En ese momento, Azariah seguía recuperando lentamente su sentido espiritual bajo un árbol de la Montaña Demoníaca. Jasón se estaba aburriendo, jugueteando con un cuchillo dorado en la mano.

En ese momento, dos líderes de subdivisión regresaron, pero no llevaron a nadie más de la Alianza del Sello Demoníaco.

Azariah frunció el ceño.

—¿Qué les pasa a los dos? ¿No tienen subordinados?

—Señor Cabezuela, recibimos un mensaje del Señor Lefterov. Eche un vistazo. —Uno de los maestros de subdivisión entregó un dispositivo de comunicación a Azariah.

Azariah lo aceptó. Lo leyó con su sentido espiritual y frunció el ceño.

—¿Qué dijo mi padre, señor Cabezuela? —preguntó Jasón.

—Parece que no se nos permite tratar con Jaime en la Montaña Demoníaca. Ahora mismo, todo el mundo en esa región tiene prohibido atacar a alguien. Las principales facciones demoníacas de la Montaña Demoníaca han llegado a un acuerdo con las sectas cercanas para hacer cumplir esa norma. Y pensar que toda esa gente quiere tanto un trozo del pastel que espera en el Campo de Batalla Celestial que están dispuestos a cooperar con los Cultivadores Demoníacos. ¡Qué desvergüenza! —espetó Azariah con desdén.

Al terminar su frase, se sintió avergonzado al instante.
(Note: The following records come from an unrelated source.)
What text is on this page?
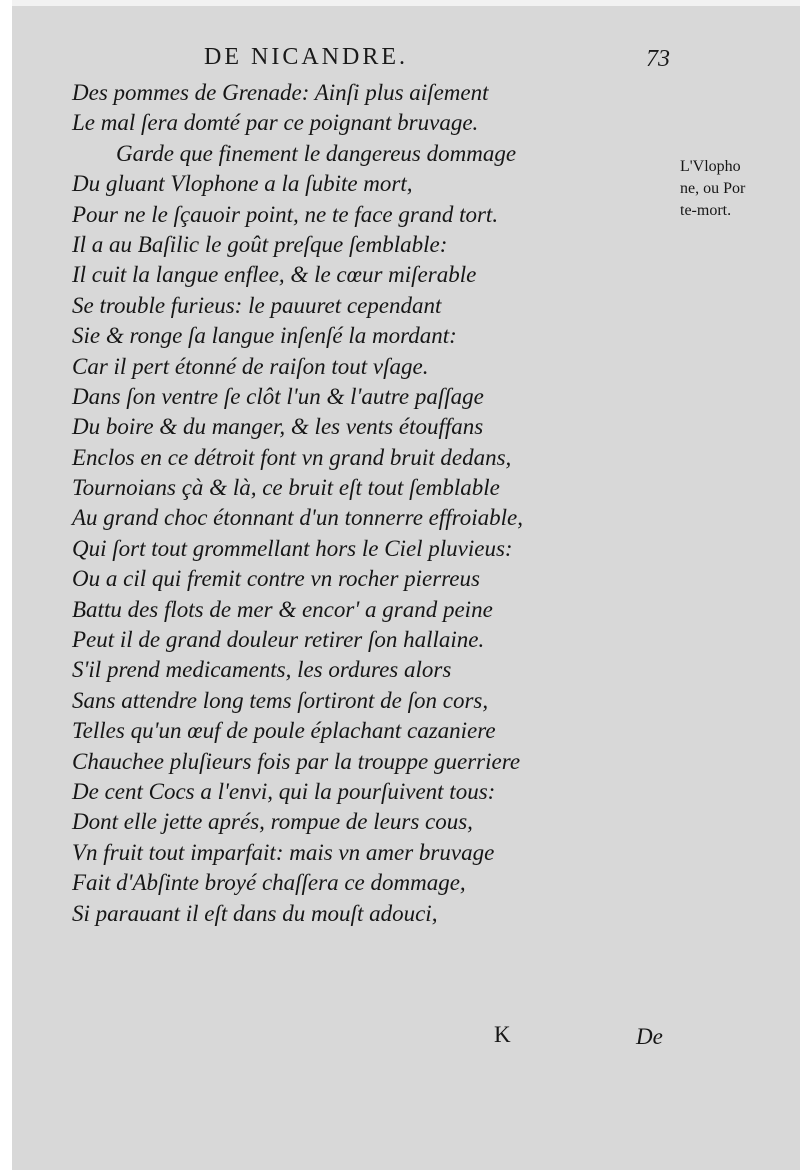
DE NICANDRE.	73
Des pommes de Grenade: Ainſi plus aiſement
Le mal ſera domté par ce poignant bruvage.
Garde que finement le dangereus dommage
Du gluant Vlophone a la ſubite mort,
Pour ne le ſçauoir point, ne te face grand tort.
Il a au Baſilic le goût preſque ſemblable:
Il cuit la langue enflee, & le cœur miſerable
Se trouble furieus: le pauuret cependant
Sie & ronge ſa langue inſenſé la mordant:
Car il pert étonné de raiſon tout vſage.
Dans ſon ventre ſe clôt l'un & l'autre paſſage
Du boire & du manger, & les vents étouffans
Enclos en ce détroit font vn grand bruit dedans,
Tournoians çà & là, ce bruit eſt tout ſemblable
Au grand choc étonnant d'un tonnerre effroiable,
Qui ſort tout grommellant hors le Ciel pluvieus:
Ou a cil qui fremit contre vn rocher pierreus
Battu des flots de mer & encor' a grand peine
Peut il de grand douleur retirer ſon hallaine.
S'il prend medicaments, les ordures alors
Sans attendre long tems ſortiront de ſon cors,
Telles qu'un œuf de poule éplachant cazaniere
Chauchee pluſieurs fois par la trouppe guerriere
De cent Cocs a l'envi, qui la pourſuivent tous:
Dont elle jette aprés, rompue de leurs cous,
Vn fruit tout imparfait: mais vn amer bruvage
Fait d'Abſinte broyé chaſſera ce dommage,
Si parauant il eſt dans du mouſt adouci,
L'Vlopho
ne, ou Por
te-mort.
K	De
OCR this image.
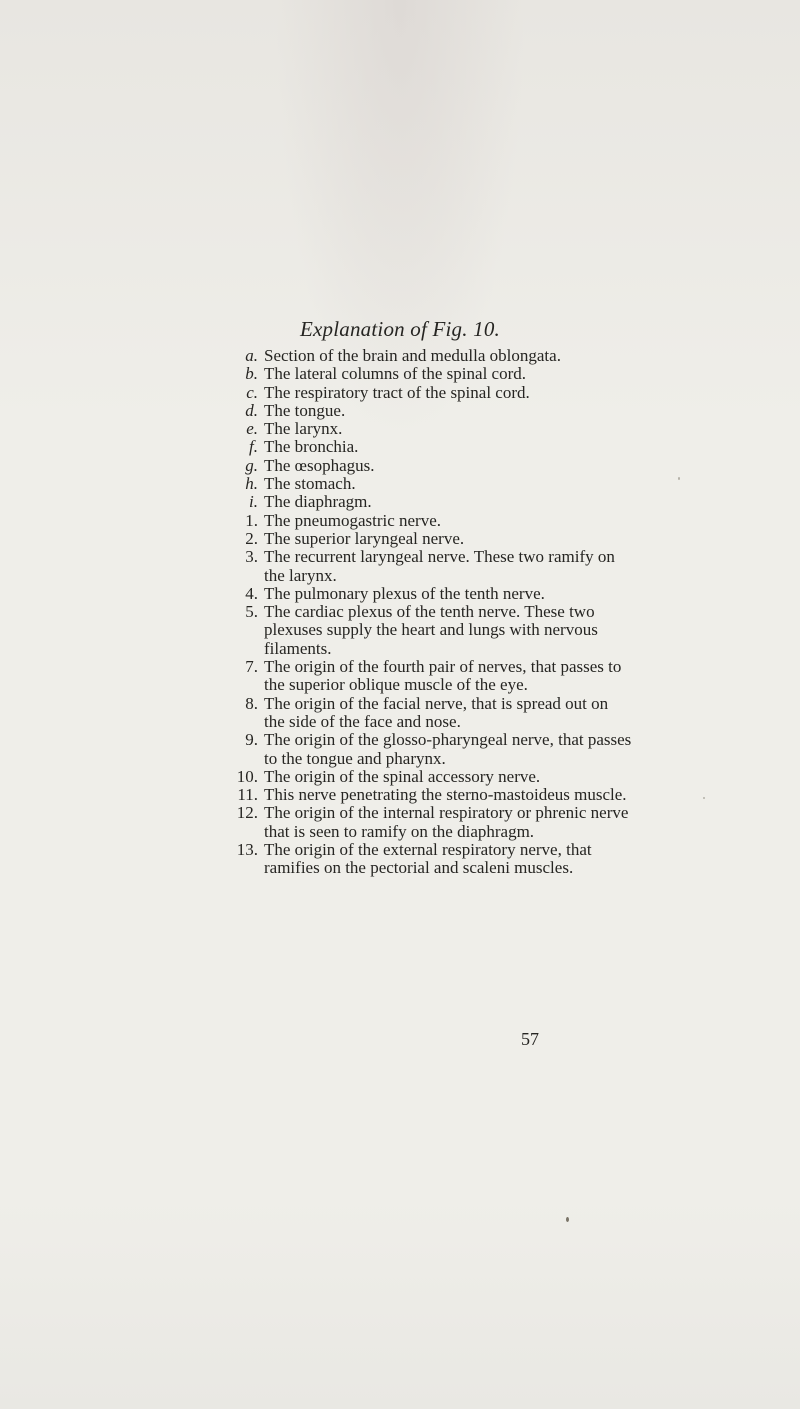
Explanation of Fig. 10.
a. Section of the brain and medulla oblongata.
b. The lateral columns of the spinal cord.
c. The respiratory tract of the spinal cord.
d. The tongue.
e. The larynx.
f. The bronchia.
g. The œsophagus.
h. The stomach.
i. The diaphragm.
1. The pneumogastric nerve.
2. The superior laryngeal nerve.
3. The recurrent laryngeal nerve. These two ramify on the larynx.
4. The pulmonary plexus of the tenth nerve.
5. The cardiac plexus of the tenth nerve. These two plexuses supply the heart and lungs with nervous filaments.
7. The origin of the fourth pair of nerves, that passes to the superior oblique muscle of the eye.
8. The origin of the facial nerve, that is spread out on the side of the face and nose.
9. The origin of the glosso-pharyngeal nerve, that passes to the tongue and pharynx.
10. The origin of the spinal accessory nerve.
11. This nerve penetrating the sterno-mastoideus muscle.
12. The origin of the internal respiratory or phrenic nerve that is seen to ramify on the diaphragm.
13. The origin of the external respiratory nerve, that ramifies on the pectorial and scaleni muscles.

57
Después de todo, la Alianza del Sello Demoníaco también estaba trabajando con los Cultivadores Demoníacos entre bastidores.

La única diferencia era que los de la Montaña Demoníaca lo hacían abiertamente.

En respuesta, Jasón persuadió:

—En ese caso, podemos visitar también el Campo de Batalla Celestial, Señor Cabezuela. No necesita preocuparse por mi seguridad allí.

—Señor Jasón, sólo mencionaron que a nadie se le permite luchar en la Montaña Demoníaca. Una vez dentro del Campo de Batalla Celestial, nadie puede controlar a nadie. Definitivamente, la gente luchará entre sí por los diversos objetos mágicos que hay allí. Aunque puedo llevarlo allí para que eche un vistazo, no se lepermite entrar en el Campo de Batalla Celestial. Si le ocurre algo, no podré dar explicaciones a su padre —dijo Azariah. «Aunque esas personas pueden evitar que estallen conflictos en la Montaña Demoníaca, a nadie le importarán una mi*rda las reglas una vez que estén dentro del Campo de Batalla Celestial».

—¡Vámonos, entonces! Ya que no podemos hacer nada en la Montaña Demoníaca, esperaremos a que Jaime abandone el lugar y nos ocuparemos de él entonces —dijo Jasón con impaciencia.